Shi’s team has developed new methods to help describe EDL properties by using mercury as an electrode. Mercury’s unique properties make it an affordable and easy way to observe and characterize the EDL.
“My ultimate goal is to push the boundary of surface science and electrochemistry,” she said.
Sustainability through electrochemistry
Chemistry —it seems—chose Shi and not the other way around. Her mother earned a doctorate in the field and Shi displayed a keen interest from a young age.
Pursing a bachelor’s degree in chemistry from Fudan University in China, Shi’s first project as a second-year student involved fuel-cell catalysis—a type of electrochemistry.
“I felt like it was magic,” Shi said. “In traditional chemistry we have to heat things up hundreds to a thousand degrees Celusis to make interesting things happen. But if you apply electricity and just give it several volts, it kicks off reactions. And you save a whole lot of energy.”
After graduating, Shi came to the United States to pursue her doctorate in mechanical engineering at the University of California, Berkeley.
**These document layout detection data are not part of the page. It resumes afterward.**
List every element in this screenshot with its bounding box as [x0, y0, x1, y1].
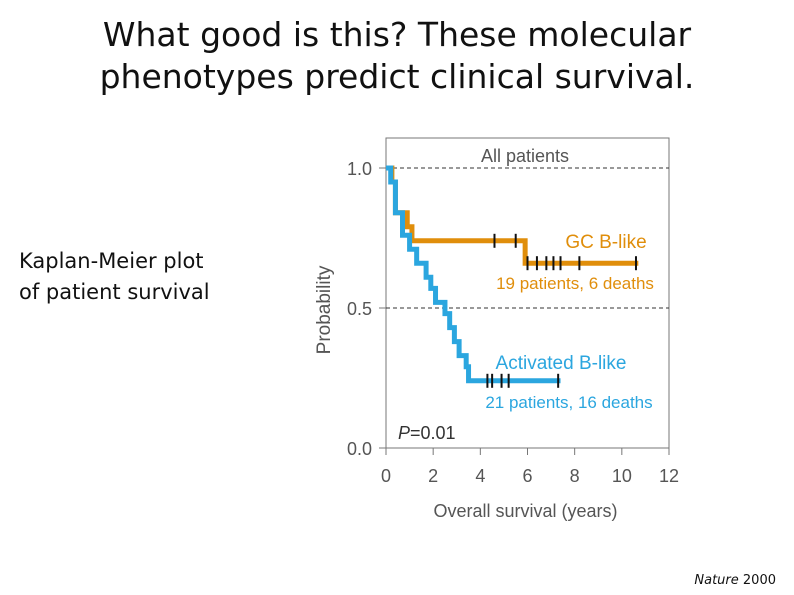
- survival-curve-activated-b-like: [386, 165, 561, 384]
- x-tick-label: 10: [612, 466, 632, 486]
- y-axis-label: Probability: [314, 265, 335, 354]
- caption-line-1: Kaplan-Meier plot: [19, 249, 204, 273]
- p-value-annotation: P=0.01: [398, 423, 456, 443]
- series-label: GC B-like: [565, 232, 646, 253]
- side-caption: Kaplan-Meier plot of patient survival: [19, 246, 210, 308]
- x-tick-label: 8: [570, 466, 580, 486]
- y-tick-label: 1.0: [347, 159, 372, 179]
- x-tick-label: 2: [428, 466, 438, 486]
- x-tick-label: 4: [475, 466, 485, 486]
- x-tick-label: 6: [522, 466, 532, 486]
- title-line-1: What good is this? These molecular: [102, 15, 692, 54]
- y-tick-label: 0.5: [347, 299, 372, 319]
- title-line-2: phenotypes predict clinical survival.: [99, 57, 695, 96]
- series-sublabel: 19 patients, 6 deaths: [496, 274, 654, 293]
- x-tick-label: 12: [659, 466, 679, 486]
- source-year: 2000: [742, 573, 776, 588]
- chart-title: All patients: [481, 146, 569, 166]
- series-sublabel: 21 patients, 16 deaths: [485, 393, 652, 412]
- x-tick-label: 0: [381, 466, 391, 486]
- x-axis-label: Overall survival (years): [433, 501, 617, 521]
- caption-line-2: of patient survival: [19, 280, 210, 304]
- y-tick-label: 0.0: [347, 439, 372, 459]
- series-label: Activated B-like: [496, 353, 627, 374]
- source-note: Nature 2000: [694, 573, 776, 588]
- source-journal: Nature: [694, 573, 739, 588]
- slide-title: What good is this? These molecular pheno…: [0, 14, 794, 98]
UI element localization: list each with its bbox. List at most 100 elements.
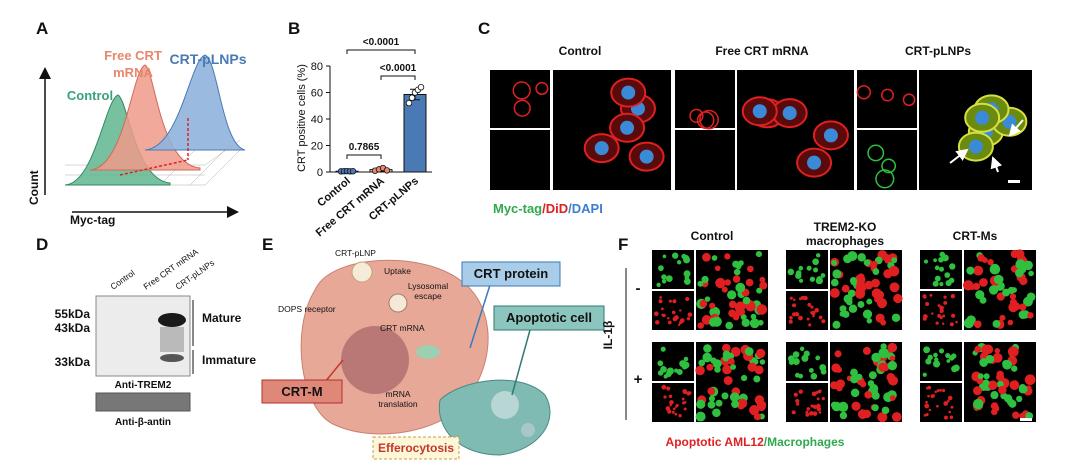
cell: [881, 406, 890, 415]
cell: [1026, 292, 1036, 302]
significance-bracket: [380, 75, 416, 80]
cell: [699, 109, 719, 130]
cell: [703, 355, 711, 363]
cell: [983, 373, 990, 380]
cell: [996, 370, 1004, 378]
cell: [665, 275, 673, 283]
callout: CRT protein: [474, 266, 548, 281]
column-header: CRT-pLNPs: [905, 44, 971, 58]
cell: [795, 270, 802, 276]
cell: [955, 320, 958, 324]
callout-line: [469, 284, 491, 349]
histogram: [144, 54, 246, 151]
cell: [944, 272, 951, 278]
cell: [796, 402, 800, 406]
cell: [818, 411, 822, 414]
cell: [880, 88, 894, 102]
cell: [795, 312, 800, 317]
cell: [709, 302, 716, 309]
cell: [1008, 302, 1019, 313]
cell: [798, 389, 803, 394]
cell: [871, 260, 878, 267]
cell: [806, 407, 811, 411]
cell: [721, 286, 728, 293]
organelle: [491, 391, 519, 419]
cell: [697, 322, 704, 329]
cell: [950, 405, 954, 409]
cell: [803, 295, 808, 301]
cell: [697, 280, 704, 287]
cell: [878, 362, 888, 372]
cell: [699, 299, 708, 308]
scale-bar: [1020, 418, 1032, 421]
cell: [939, 388, 942, 392]
callout: CRT-M: [281, 384, 322, 399]
cell: [1015, 259, 1026, 270]
panel-label: D: [36, 235, 48, 254]
cell: [931, 312, 934, 315]
cell: [928, 408, 932, 412]
cell: [735, 282, 746, 293]
cell: [683, 356, 689, 362]
cell: [889, 395, 896, 401]
cell: [656, 282, 661, 288]
legend-text: Macrophages: [767, 435, 845, 449]
organelle: [521, 423, 535, 437]
arrow: [1008, 119, 1024, 137]
panel-f: F Control TREM2-KO macrophages CRT-Ms IL…: [601, 220, 1036, 449]
band: [160, 354, 184, 362]
cell: [733, 268, 741, 276]
cell: [989, 263, 1001, 275]
cell: [808, 367, 814, 373]
cell: [1002, 288, 1011, 297]
cell: [657, 370, 664, 376]
cell: [710, 357, 717, 364]
cell: [934, 265, 940, 271]
cell: [798, 297, 802, 301]
cell: [707, 400, 716, 409]
cell: [864, 390, 873, 399]
cell: [795, 398, 800, 404]
cell: [711, 316, 722, 327]
cell: [831, 363, 841, 373]
cell: [990, 408, 998, 416]
significance-bracket: [346, 49, 416, 54]
nucleus: [807, 155, 822, 170]
legend-text: Apoptotic AML12: [666, 435, 765, 449]
cell: [820, 273, 826, 278]
cell: [820, 368, 827, 375]
diagram-label: escape: [414, 291, 442, 301]
cell: [923, 314, 928, 319]
cell: [941, 322, 945, 325]
cell: [934, 390, 938, 394]
cell: [966, 266, 975, 275]
cell: [947, 399, 950, 403]
arrow: [949, 148, 969, 164]
cell: [799, 346, 805, 351]
cell: [792, 358, 800, 366]
cell: [982, 379, 990, 387]
diagram-label: Lysosomal: [408, 281, 448, 291]
cell: [990, 402, 999, 410]
diagram-label: CRT-pLNP: [335, 248, 376, 258]
cell: [923, 346, 931, 354]
cell: [706, 363, 714, 371]
cell: [882, 253, 891, 262]
cell: [862, 409, 872, 419]
blot-label: Anti-TREM2: [115, 380, 172, 391]
cell: [815, 253, 821, 258]
cell: [854, 288, 866, 299]
cell: [829, 288, 840, 298]
cell: [661, 274, 667, 280]
cell: [850, 368, 858, 377]
callout-box: [372, 436, 460, 460]
histogram-label: Free CRT: [104, 48, 162, 63]
column-header: Control: [691, 229, 734, 243]
cell: [676, 260, 682, 265]
cell: [728, 300, 737, 309]
cell: [891, 313, 901, 322]
cell: [862, 309, 873, 319]
cell: [929, 293, 933, 297]
cell: [810, 305, 814, 309]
There she began working on lithium batteries for electric vehicles through the Department of Energy’s Vehicle Technologies Office and has continued working to improve batteries ever since.
Today, her work includes efforts with the Battery500 project, a team of scientists from national laboratories, academia, and industry working to develop more reliable, high performing, safe, and less expensive batteries for electric vehicles.
She also works with colleagues in the department to develop new ways to extract critical minerals like lithium needed for battery technology in economical and environmentally friendly ways.
“I’m interested in applying my knowledge of electrochemistry to mining and to help make a lot of processes like extraction more energy efficient and to reduce the environmental impacts,” Shi said. “My colleagues are the right partners to help achieve these goals.”